Staatsecretaris Van Ark wil het makkelijker maken om werkgevers mensen met een arbeidsbeperking in dienst te laten nemen. Op zichzelf is dat goed nieuws, maar één van haar voornemens baart werkgevers zorgen. De overheid wil het onderscheid tussen de prestaties van marktwerkgevers en overheidswerkgevers opheffen en toe naar een nieuwe quotumregeling met bonus-malusregeling voor werkgevers. Op de overheid na, is niemand daarmee geholpen.
Voor VNO-NCW Brabant Zeeland staat voorop dat het Brabantse en Zeeuwse bedrijfsleven geen nadelen mag ondervinden van de voorgenomen wijzigingen. Het bedrijfsleven heeft zich afgelopen jaren bewezen ingezet voor de Banenafspraak. Als dé ondernemingsvereniging in deze regio spreken we ons dan ook uit tegen een quotum voor het bedrijfsleven.

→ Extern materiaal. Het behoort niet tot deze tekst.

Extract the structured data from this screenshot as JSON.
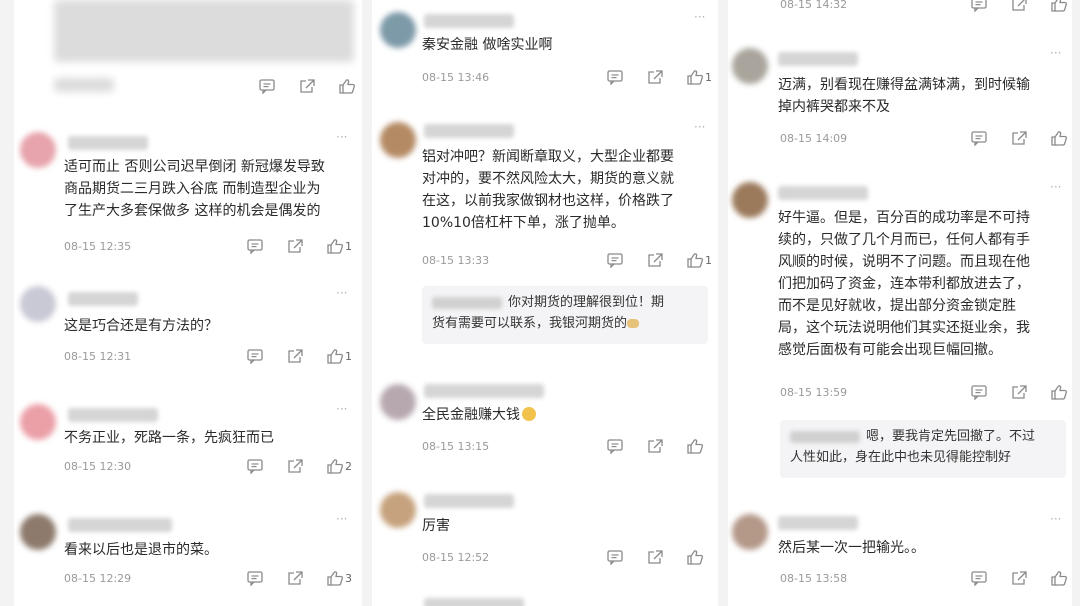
{
  "colors": {
    "bg": "#f3f3f3",
    "card": "#ffffff",
    "text": "#2a2a2a",
    "muted": "#9a9a9a",
    "reply_bg": "#f4f4f6"
  },
  "icons": {
    "comment": "comment-icon",
    "share": "share-icon",
    "like": "thumb-up-icon",
    "more": "more-icon"
  },
  "col1": {
    "top": {
      "like_count": ""
    },
    "items": [
      {
        "text": "适可而止 否则公司迟早倒闭 新冠爆发导致\n商品期货二三月跌入谷底 而制造型企业为\n了生产大多套保做多 这样的机会是偶发的",
        "time": "08-15 12:35",
        "likes": "1"
      },
      {
        "text": "这是巧合还是有方法的？",
        "time": "08-15 12:31",
        "likes": "1"
      },
      {
        "text": "不务正业，死路一条，先疯狂而已",
        "time": "08-15 12:30",
        "likes": "2"
      },
      {
        "text": "看来以后也是退市的菜。",
        "time": "08-15 12:29",
        "likes": "3"
      }
    ]
  },
  "col2": {
    "items": [
      {
        "text": "秦安金融 做啥实业啊",
        "time": "08-15 13:46",
        "likes": "1"
      },
      {
        "text": "铝对冲吧？新闻断章取义，大型企业都要\n对冲的，要不然风险太大，期货的意义就\n在这，以前我家做钢材也这样，价格跌了\n10%10倍杠杆下单，涨了抛单。",
        "time": "08-15 13:33",
        "likes": "1",
        "reply": "你对期货的理解很到位！期\n货有需要可以联系，我银河期货的"
      },
      {
        "text": "全民金融赚大钱",
        "time": "08-15 13:15",
        "likes": ""
      },
      {
        "text": "厉害",
        "time": "08-15 12:52",
        "likes": ""
      }
    ]
  },
  "col3": {
    "items": [
      {
        "text": "",
        "time": "08-15 14:32",
        "likes": ""
      },
      {
        "text": "迈满，别看现在赚得盆满钵满，到时候输\n掉内裤哭都来不及",
        "time": "08-15 14:09",
        "likes": ""
      },
      {
        "text": "好牛逼。但是，百分百的成功率是不可持\n续的，只做了几个月而已，任何人都有手\n风顺的时候，说明不了问题。而且现在他\n们把加码了资金，连本带利都放进去了，\n而不是见好就收，提出部分资金锁定胜\n局，这个玩法说明他们其实还挺业余，我\n感觉后面极有可能会出现巨幅回撤。",
        "time": "08-15 13:59",
        "likes": "",
        "reply": "嗯，要我肯定先回撤了。不过\n人性如此，身在此中也未见得能控制好"
      },
      {
        "text": "然后某一次一把输光。。",
        "time": "08-15 13:58",
        "likes": ""
      }
    ]
  }
}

Met de Banenafspraak willen overheid én bedrijfsleven de komende jaren 125.000 extra banen voor mensen met een arbeidsbeperking realiseren. De prestaties worden periodiek gemeten. Lopen overheid- of marktwerkgevers structureel achter op hun doelen, dan voert de overheid een quotum arbeidsbeperkten in. Met een aantal beleidswijzigingen wil de staatssecretaris het nu makkelijk maken om iemand met een arbeidsbeperking aan te nemen. De intentie omarmen wij volledig, maar niet alle wijzigingen helpen.

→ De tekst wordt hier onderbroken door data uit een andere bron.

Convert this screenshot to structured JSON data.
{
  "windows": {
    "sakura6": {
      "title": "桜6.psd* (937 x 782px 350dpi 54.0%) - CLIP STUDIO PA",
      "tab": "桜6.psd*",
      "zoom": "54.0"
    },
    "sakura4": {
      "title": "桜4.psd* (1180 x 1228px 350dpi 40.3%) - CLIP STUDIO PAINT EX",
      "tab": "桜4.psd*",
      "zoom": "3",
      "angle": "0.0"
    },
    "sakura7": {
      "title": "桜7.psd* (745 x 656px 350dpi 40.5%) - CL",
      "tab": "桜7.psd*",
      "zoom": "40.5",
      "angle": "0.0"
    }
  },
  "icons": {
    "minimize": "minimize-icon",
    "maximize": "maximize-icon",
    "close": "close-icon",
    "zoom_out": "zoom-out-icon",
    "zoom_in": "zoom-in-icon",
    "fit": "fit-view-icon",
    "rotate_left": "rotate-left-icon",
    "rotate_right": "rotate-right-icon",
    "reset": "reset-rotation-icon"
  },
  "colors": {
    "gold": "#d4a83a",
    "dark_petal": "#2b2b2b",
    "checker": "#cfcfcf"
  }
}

Een voornemen van de staatssecretaris is om het onderscheid tussen de prestaties van marktwerkgevers en overheidswerkgevers op te heffen. Cijfers tonen aan dat marktwerkgevers sinds de invoering van de Banenafspraak (veel) meer banen realiseerden dan overheidswerkgevers. De prestaties van de overheidswerkgevers bleven achter, en er dreigde invoering van de quotumregeling. De invoering zou de overheid verplichten een percentage werknemers met een achterstand op de arbeidsmarkt in dienst te nemen. Door het onderscheid tussen de prestaties van marktwerkevers en overheidswerkgevers op te heffen zal het totale aantal banen positief uitvallen en zal de activering van de quotumregeling voor overheidswerkgevers van de baan zijn.

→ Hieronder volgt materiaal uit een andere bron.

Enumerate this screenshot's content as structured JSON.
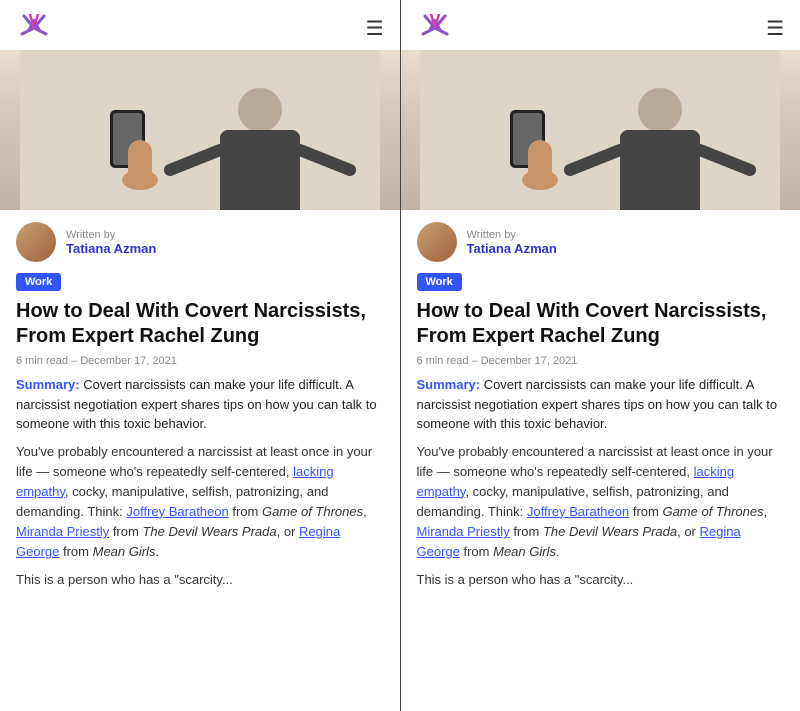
{
  "panels": [
    {
      "id": "left",
      "header": {
        "logo_alt": "Wort logo",
        "menu_label": "☰"
      },
      "author": {
        "written_by": "Written by",
        "name": "Tatiana Azman"
      },
      "tag": "Work",
      "title": "How to Deal With Covert Narcissists, From Expert Rachel Zung",
      "meta": "6 min read  –  December 17, 2021",
      "summary_label": "Summary:",
      "summary": " Covert narcissists can make your life difficult. A narcissist negotiation expert shares tips on how you can talk to someone with this toxic behavior.",
      "body1": "You've probably encountered a narcissist at least once in your life — someone who's repeatedly self-centered, ",
      "link1": "lacking empathy",
      "body2": ", cocky, manipulative, selfish, patronizing, and demanding. Think: ",
      "link2": "Joffrey Baratheon",
      "body3": " from ",
      "italic1": "Game of Thrones",
      "body4": ", ",
      "link3": "Miranda Priestly",
      "body5": " from ",
      "italic2": "The Devil Wears Prada",
      "body6": ", or ",
      "link4": "Regina George",
      "body7": " from ",
      "italic3": "Mean Girls",
      "body8": ".",
      "body9": "This is a person who has a \"scarcity..."
    },
    {
      "id": "right",
      "header": {
        "logo_alt": "Wort logo",
        "menu_label": "☰"
      },
      "author": {
        "written_by": "Written by",
        "name": "Tatiana Azman"
      },
      "tag": "Work",
      "title": "How to Deal With Covert Narcissists, From Expert Rachel Zung",
      "meta": "6 min read  –  December 17, 2021",
      "summary_label": "Summary:",
      "summary": " Covert narcissists can make your life difficult. A narcissist negotiation expert shares tips on how you can talk to someone with this toxic behavior.",
      "body1": "You've probably encountered a narcissist at least once in your life — someone who's repeatedly self-centered, ",
      "link1": "lacking empathy",
      "body2": ", cocky, manipulative, selfish, patronizing, and demanding. Think: ",
      "link2": "Joffrey Baratheon",
      "body3": " from ",
      "italic1": "Game of Thrones",
      "body4": ", ",
      "link3": "Miranda Priestly",
      "body5": " from ",
      "italic2": "The Devil Wears Prada",
      "body6": ", or ",
      "link4": "Regina George",
      "body7": " from ",
      "italic3": "Mean Girls",
      "body8": ".",
      "body9": "This is a person who has a \"scarcity..."
    }
  ],
  "colors": {
    "accent": "#3355ff",
    "tag_bg": "#3355ff",
    "author_name": "#3355ff",
    "link": "#3355ff"
  }
}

Het opheffen van het onderscheid tussen markt- en overheidswerkgevers vraagt volgens Van Ark ook om veranderingen van de quotumregeling als ‘stok achter de deur’. De staatssecretaris stelt voor om bij de activering van de quotumregeling met een bonus-malus systeem te kijken naar de prestaties van iedere individuele werkgever. Werkgevers die niet voldoende werkplekken beschikbaar stellen voor arbeidsbeperkten krijgen een ‘inclusiviteitsopslag’. Werkgevers die de aantallen wel halen, ontvangen een individuele bonus. Werkgevers die meer dan het afgesproken aantal banen realiseren, ontvangen meer bonus dan dat zij aan opslag afdragen, en gaan er netto op vooruit.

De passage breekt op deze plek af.